Un día te haces viejo -lo sé, porque ando en ello-, y sientes nostalgia de aquella compañera de universidad, con la que nunca tuviste nada pero que recogías cada domingo en el colegio mayor para ir juntos a los conciertos del Real. Y ves que esa nostalgia es positiva. Porque la chica es tan verdadera como la nostalgia, y, si reconstruyes los hechos con optimismo, puedes fabricar un tesoro en tu memoria. Lo malo es cuando la chica no existió, y tienes nostalgia de un sueño. Recuerdas que nunca te atreviste a hablar con ella, y toda la nostalgia se convierte en un abismo por donde se perdió tu juventud.

Pues lo mismo nos pasa con la UE cada vez que nos atenaza una crisis. Porque sentimos nostalgia de una UE que en realidad nunca existió. Que debía tener presupuestos de gobierno financiados con impuestos europeos; y políticas sociales, laborales y fiscales homologadas. Que necesita códigos penales y procedimientos judiciales comunes. Que tiene que crear sistemas de pensiones y sanitarios armonizados; y fondos de reserva nutridos por políticas de gasto bien controladas. También echamos en falta una defensa y una diplomacia común, una Constitución para Europa, y tantas otras cosas que nunca quisimos hacer. Porque siempre pensamos en la UE como una ubre de la que mamar, pero no como un proyecto político al que debemos cooperar.

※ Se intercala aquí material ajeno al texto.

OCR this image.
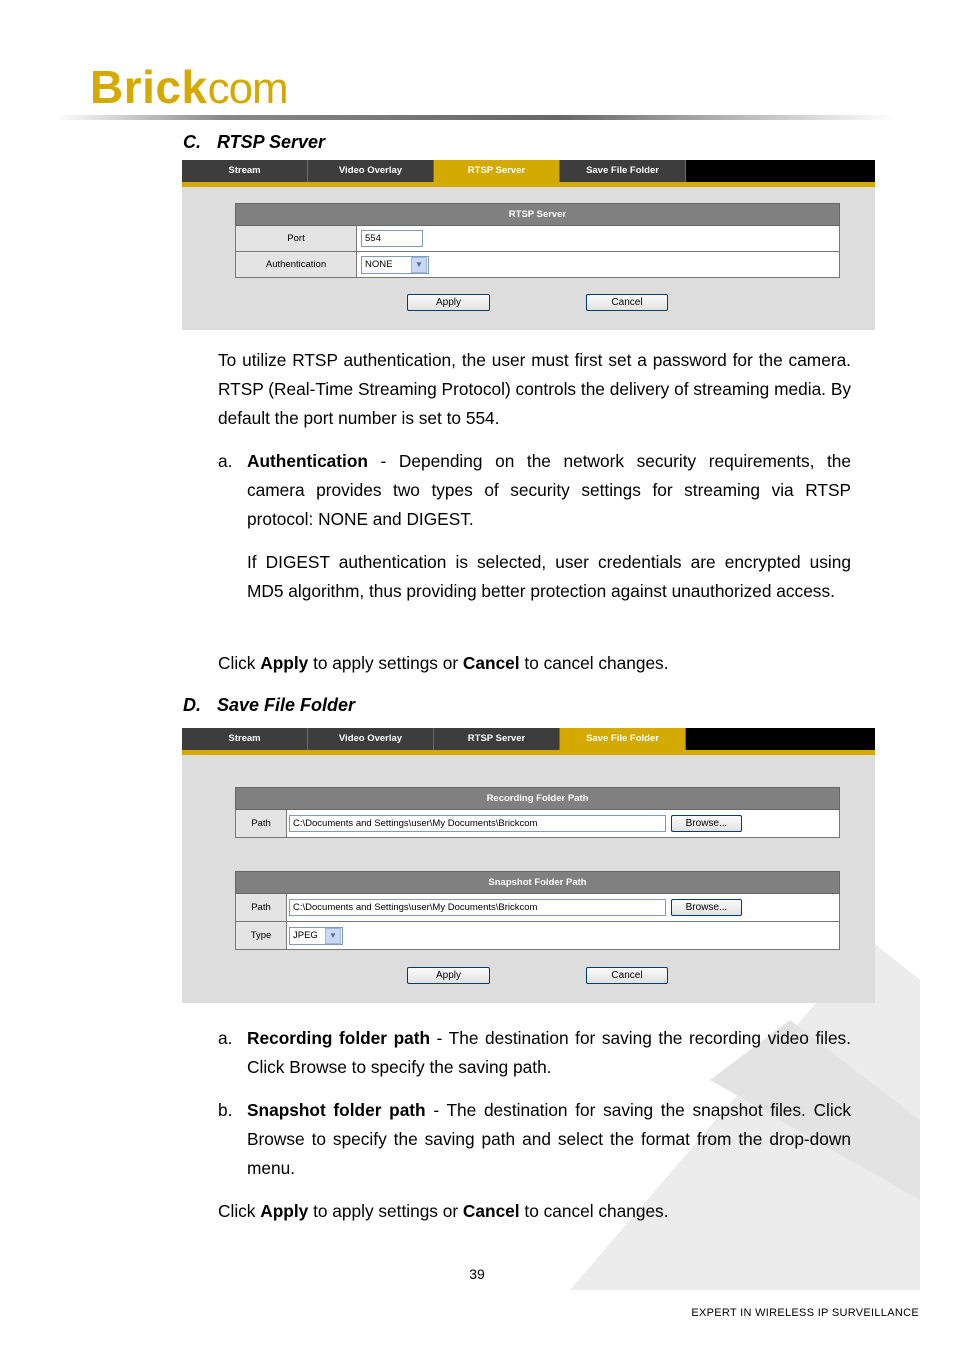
Brick com
C. RTSP Server
Stream	Video Overlay	RTSP Server	Save File Folder
RTSP Server	
Port	554
Authentication	NONE ▼
Apply	Cancel
To utilize RTSP authentication, the user must first set a password for the camera. RTSP (Real-Time Streaming Protocol) controls the delivery of streaming media. By default the port number is set to 554.
a. Authentication - Depending on the network security requirements, the camera provides two types of security settings for streaming via RTSP protocol: NONE and DIGEST.
If DIGEST authentication is selected, user credentials are encrypted using MD5 algorithm, thus providing better protection against unauthorized access.
Click Apply to apply settings or Cancel to cancel changes.
D. Save File Folder
Stream	Video Overlay	RTSP Server	Save File Folder
Recording Folder Path
Path	C:\Documents and Settings\user\My Documents\Brickcom	Browse...
Snapshot Folder Path	
Path	C:\Documents and Settings\user\My Documents\Brickcom Browse...
Type	JPEG ▼
Apply	Cancel
a. Recording folder path - The destination for saving the recording video files. Click Browse to specify the saving path.
b. Snapshot folder path - The destination for saving the snapshot files. Click Browse to specify the saving path and select the format from the drop-down menu.
Click Apply to apply settings or Cancel to cancel changes.
39
EXPERT IN WIRELESS IP SURVEILLANCE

Por eso, cuando llega la tribulación, sentimos nostalgia de una UE que nunca existió. Y, cabreados por no haberla construido, lanzamos diatribas contra un vacío esencial que aumenta la frustración, y genera la estúpida desafección que rompe los engranajes del colosal proyecto. Solo entonces dejamos de hacer pillerías con nuestros presupuestos, deudas y déficits, y, aparcando nuestra chulería e indisciplina, empezamos a pedir una gobernanza europea que no existe, y unos derechos de mutualización que no hemos querido fundar. Por eso exigimos que, sobre un arriesgado y contradictorio mosaico de políticas presupuestarias, fiscales, sociales y sanitarias, se mutualicen nuestras deudas y gastos extraordinarios con las de los que siempre apostaron por una financiación sostenible. Pero solo para pagar, porque nadie insinúa la posibilidad de reordenar este guirigay desde un centro de decisión que impida a Iglesias, por ejemplo, apostar por un paternalismo tercermundista que le endilgue las facturas al núcleo duro de la UE.

Por eso tiene sentido que, en la familia política de la UE, se escuche lo mismo que dicen los hermanos cuando los reúne mamá para pedir que sus hijos hormiga compartan la suerte de sus finanzas y empresas con los hijos cigarra: «Mira mamá -le responden-, si Marcelino necesita dinero, se lo presto al 0 %, e incluso se lo regalo. Pero en modo alguno estoy dispuesto mutualizar con él la deuda y las hipotecas de las empresas». Porque también a Europa se le puede pedir dinero y solidaridad desinteresada. Pero no que vincule su destino a los que siempre llegamos sin resuello a las malas pasadas de una historia interminable.